Theresa May is returning from another tumultuous Brussels summit amid warnings that her premiership is on the line.
EU leaders agreed on Thursday night to give her more time to get her Brexit deal through Parliament.
But she faces a Tory Party losing patience with her leadership and threats that MPs could now seize control of the withdrawal process.
Sir Graham Brady, the chairman of the backbench 1922 committee, was reported to have met Mrs May to tell her that most Conservative MPs now want her to quit.
The Daily Telegraph said that Sir Graham visited her in Downing Street on Monday after being “bombarded” with text messages from MPs demanding she should go.
The paper said that it was one of a series of direct confrontations with Conservative MPs in the run-up to the summit.
Mrs May was said to have been challenged by a group of 15 whips just before last week’s meaningful vote – which she lost by 149 votes – with one directly calling on her to quit, while others warned that the trust of backbenchers had been lost.
And there was said to have been a further confrontation with Eurosceptic MPs on Wednesday when Nigel Evans, the executive secretary of the 1922, told her: “It’s not that people don’t believe what you say, it’s that people don’t believe you can deliver.”
Stewart Jackson, who was David Davis’s chief of staff when he was Brexit secretary, said she should “stand down immediately” if she loses next week’s vote.
“Conservative members will no longer tolerate her grovelling to the EU and national humiliation,” said the former Conservative MP for Peterborough. “I suspect the Whips, 1922 (Committee) and Cabinet will help the process.”
Mrs May’s former policy adviser George Freeman said that if she lost the vote, Parliament would “take control and “switch to Plan B” to join the European Free Trade Association “with or without this PM”.
At a late night press conference, the Prime Minister made clear that she intended to make another attempt to get her Brexit deal through the Commons.
If she succeeds, the EU leaders agreed to extend the Article 50 withdrawal process until May 22 to enable the Government get the necessary legislation through Parliament.
But if she fails to do so, the UK will have until April 12 to set out its next steps, with a longer extension on offer only if Britain takes part in European Parliament elections in May.
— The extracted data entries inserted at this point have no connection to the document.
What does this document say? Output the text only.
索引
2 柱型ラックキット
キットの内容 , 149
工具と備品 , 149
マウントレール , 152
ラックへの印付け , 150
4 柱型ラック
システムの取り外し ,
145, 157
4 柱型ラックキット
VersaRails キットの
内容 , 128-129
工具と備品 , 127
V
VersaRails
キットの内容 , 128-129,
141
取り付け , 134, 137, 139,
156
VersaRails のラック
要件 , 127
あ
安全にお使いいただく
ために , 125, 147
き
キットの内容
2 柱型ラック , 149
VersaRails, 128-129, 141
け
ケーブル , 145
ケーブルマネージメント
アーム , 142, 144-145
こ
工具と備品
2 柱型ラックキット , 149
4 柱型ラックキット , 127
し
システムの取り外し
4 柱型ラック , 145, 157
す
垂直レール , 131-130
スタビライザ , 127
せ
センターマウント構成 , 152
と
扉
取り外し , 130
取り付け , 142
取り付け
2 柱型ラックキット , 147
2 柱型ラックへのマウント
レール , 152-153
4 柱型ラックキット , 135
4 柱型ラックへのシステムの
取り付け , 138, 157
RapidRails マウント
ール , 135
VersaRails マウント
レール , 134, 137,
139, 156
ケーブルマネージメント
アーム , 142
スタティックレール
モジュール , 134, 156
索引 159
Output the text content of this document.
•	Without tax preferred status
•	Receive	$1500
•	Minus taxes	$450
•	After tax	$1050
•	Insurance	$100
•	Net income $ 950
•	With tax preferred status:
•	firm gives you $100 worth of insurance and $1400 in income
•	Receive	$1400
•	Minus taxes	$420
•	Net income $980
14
The Prime Minister told reporters the “flextension” plan offered MPs a clear choice.
“We can leave with a deal in an orderly manner, have that extension until May 22, or if we don’t get that deal, that vote, through, then we have to come forward with another plan, and if that plan means another extension, it means standing in those European elections,” she said.
However, the chairman of the Commons Brexit Committee, Labour MP Hilary Benn, warned that he will table an amendment enabling MPs to hold a series of “indicative votes” on alternatives to Mrs May’s plan.
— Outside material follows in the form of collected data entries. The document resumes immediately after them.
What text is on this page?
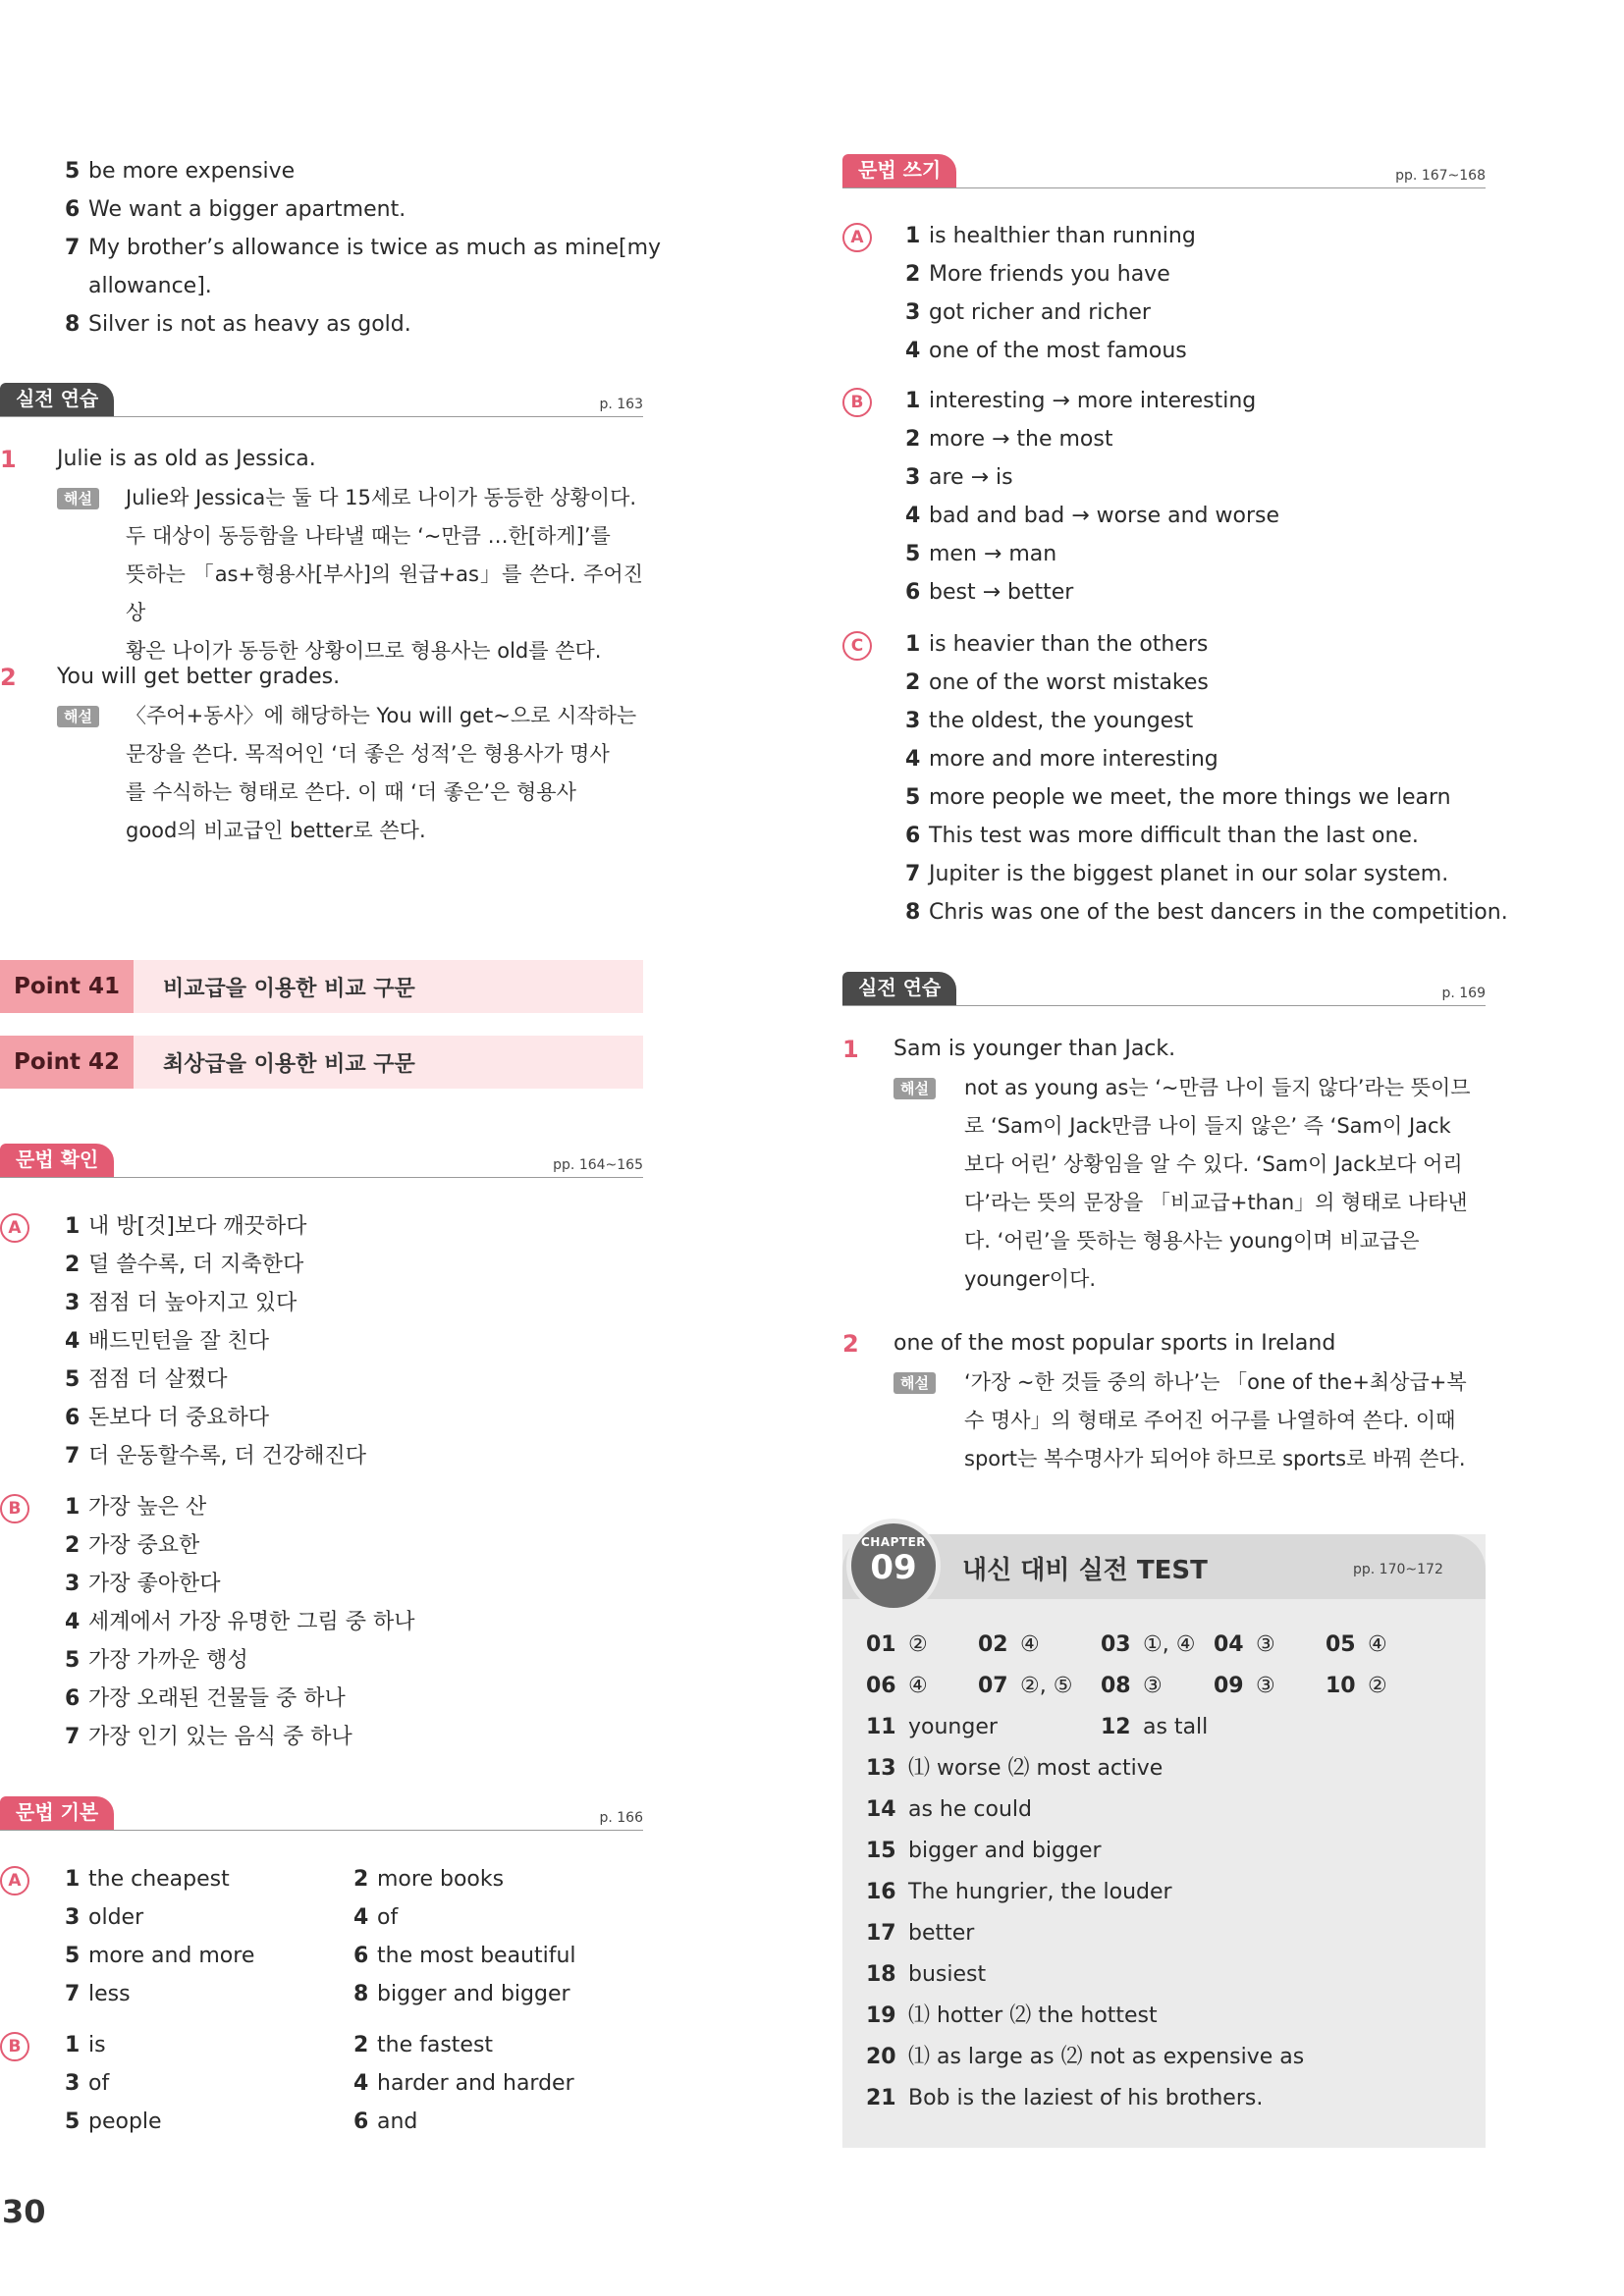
5 be more expensive
6 We want a bigger apartment.
7 My brother’s allowance is twice as much as mine[my
allowance].
8 Silver is not as heavy as gold.
실전 연습	p. 163
1 Julie is as old as Jessica.
해설	Julie와 Jessica는 둘 다 15세로 나이가 동등한 상황이다.
두 대상이 동등함을 나타낼 때는 ‘~만큼 …한[하게]’를
뜻하는 「as+형용사[부사]의 원급+as」를 쓴다. 주어진 상
황은 나이가 동등한 상황이므로 형용사는 old를 쓴다.
2 You will get better grades.
해설	〈주어+동사〉에 해당하는 You will get~으로 시작하는
문장을 쓴다. 목적어인 ‘더 좋은 성적’은 형용사가 명사
를 수식하는 형태로 쓴다. 이 때 ‘더 좋은’은 형용사
good의 비교급인 better로 쓴다.
Point 41	비교급을 이용한 비교 구문
Point 42	최상급을 이용한 비교 구문
문법 확인	pp. 164~165
A	1 내 방[것]보다 깨끗하다
2 덜 쓸수록, 더 지축한다
3 점점 더 높아지고 있다
4 배드민턴을 잘 친다
5 점점 더 살쪘다
6 돈보다 더 중요하다
7 더 운동할수록, 더 건강해진다
B	1 가장 높은 산
2 가장 중요한
3 가장 좋아한다
4 세계에서 가장 유명한 그림 중 하나
5 가장 가까운 행성
6 가장 오래된 건물들 중 하나
7 가장 인기 있는 음식 중 하나
문법 기본	p. 166
A	1 the cheapest	2 more books
3 older	4 of
5 more and more	6 the most beautiful
7 less	8 bigger and bigger
B	1 is	2 the fastest
3 of	4 harder and harder
5 people	6 and
30
문법 쓰기	pp. 167~168
A	1 is healthier than running
2 More friends you have
3 got richer and richer
4 one of the most famous
B	1 interesting → more interesting
2 more → the most
3 are → is
4 bad and bad → worse and worse
5 men → man
6 best → better
C	1 is heavier than the others
2 one of the worst mistakes
3 the oldest, the youngest
4 more and more interesting
5 more people we meet, the more things we learn
6 This test was more difficult than the last one.
7 Jupiter is the biggest planet in our solar system.
8 Chris was one of the best dancers in the competition.
실전 연습	p. 169
1 Sam is younger than Jack.
해설	not as young as는 ‘~만큼 나이 들지 않다’라는 뜻이므
로 ‘Sam이 Jack만큼 나이 들지 않은’ 즉 ‘Sam이 Jack
보다 어린’ 상황임을 알 수 있다. ‘Sam이 Jack보다 어리
다’라는 뜻의 문장을 「비교급+than」의 형태로 나타낸
다. ‘어린’을 뜻하는 형용사는 young이며 비교급은
younger이다.
2 one of the most popular sports in Ireland
해설	‘가장 ~한 것들 중의 하나’는 「one of the+최상급+복
수 명사」의 형태로 주어진 어구를 나열하여 쓴다. 이때
sport는 복수명사가 되어야 하므로 sports로 바꿔 쓴다.
CHAPTER
09	내신 대비 실전 TEST	pp. 170~172
01 ② 02 ④	03 ①, ④ 04 ③ 05 ④
06 ④ 07 ②, ⑤ 08 ③ 09 ③ 10 ②
11 younger	12 as tall
13 ⑴ worse ⑵ most active
14 as he could
15 bigger and bigger
16 The hungrier, the louder
17 better
18 busiest
19 ⑴ hotter ⑵ the hottest
20 ⑴ as large as ⑵ not as expensive as
21 Bob is the laziest of his brothers.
“This won’t work if the Prime Minister is not prepared to move an inch,” he told the BBC Radio 4 Today programme.
“We need to open up this process because we have rejected her deal, we’ve rejected no-deal, the EU has decided to give us a little more time, and we’ve really got to get on with it.”
The amendment is backed by a cross-party group of MPs including Tory former ministers Sir Oliver Letwin and Dominic Grieve.
Aides confirmed that Thursday’s agreement means that a no-deal Brexit is no longer a possibility on March 29, but stressed that it remains on the table if MPs have not approved the Withdrawal Agreement by April 12.
The format increases pressure on Leave-backing MPs to row in behind Mrs May’s deal, for fear that if it falls the UK could find itself electing new MEPs and remaining for month or years within the EU.
It also creates a fortnight’s breathing space if Mrs May reaches the end of next week without securing agreement for her package, or if Speaker John Bercow prevents her from tabling a motion which he regards as a repeat of those already defeated by 230 votes in January and 149 votes last week.
Downing Street was unable to say which day the Government would seek to bring back the Withdrawal Agreement for a third “meaningful vote” – known in Westminster as MV3.
But sources confirmed that Mrs May will table secondary legislation to remove the date March 29 from Brexit laws.